Overcoming the Cold Start Problem of CRM using a Probabilistic Machine Learning Approach
99 Pages Posted: 17 Mar 2017 Last revised: 2 Mar 2021
Date Written: February 10, 2021
The success of Customer Relationship Management (CRM) programs ultimately depends on the firm’s ability to understand consumers’ preferences and precisely capture how these preferences may differ across customers. Only by understanding customer heterogeneity, firms can tailor their activities towards the right customers, therefore increasing the value of customers while maximizing the return on the marketing efforts. However, identifying differences across customers is a very difficult task when firms attempt to manage new customers, for whom only the first purchase has been observed. For those customers, the lack of repeated observations poses a structural challenge to infer unobserved differences across them. This is what we call the "cold start" problem of CRM, whereby companies have difficulties leveraging existing data when they attempt to make inferences about customers at the beginning of their relationship.
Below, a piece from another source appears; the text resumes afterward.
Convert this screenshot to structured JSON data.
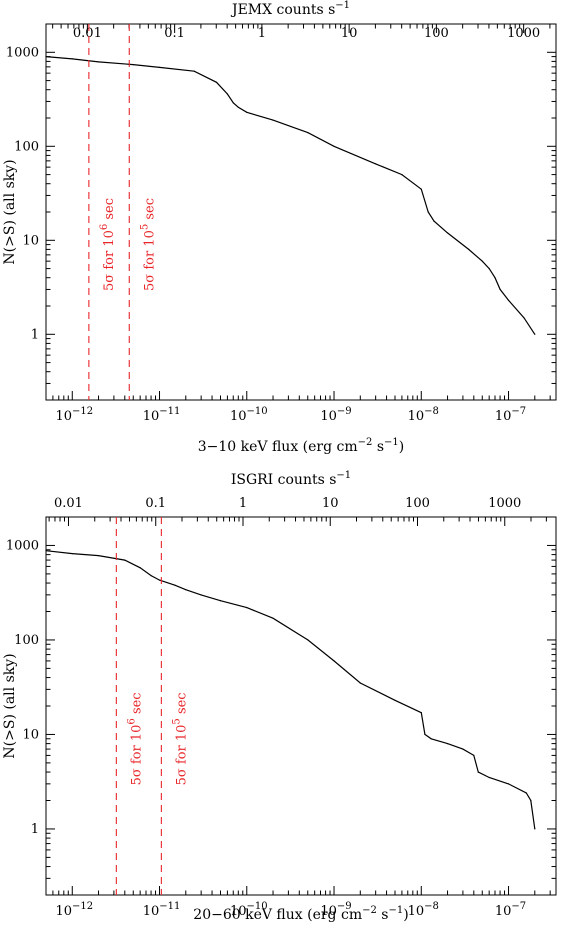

In this research we propose a solution to the cold start problem by developing a modeling framework that leverages the information collected at the moment of acquisition. The main aspect of the model is that it flexibly captures latent dimensions that govern both the behaviors observed at acquisition as well as future propensities to buy and to respond to marketing actions. Using probabilistic machine learning, we combine deep exponential families with the demand model, relating behaviors observed in the first purchase with consequent customer behavior. The model can be integrated with a variety of demand specifications and is flexible enough to capture a wide range of heterogeneity structures (both linear and non-linear), thus being applicable to a variety of behaviors and contexts. We validate our approach in a retail context and illustrate how the focal firm can overcome the cold start problem by augmenting the (thin) historical data for new customers using the firm's transactional database and applying the proposed modeling framework to those data. We empirically demonstrate the model's ability at identifying high-value customers as well as those most sensitive to marketing actions, right after their first purchase. Leveraging the model predictions, the firm can also identify the most relevant variables—transaction characteristics or products being purchased at the moment of acquisition—that are predictive of behaviors of interest (e.g., sensitivity to email communications).
Keywords: Customer Relationship Management (CRM), Deep Exponential Families, Probabilistic Machine Learning, Cold Start Problem.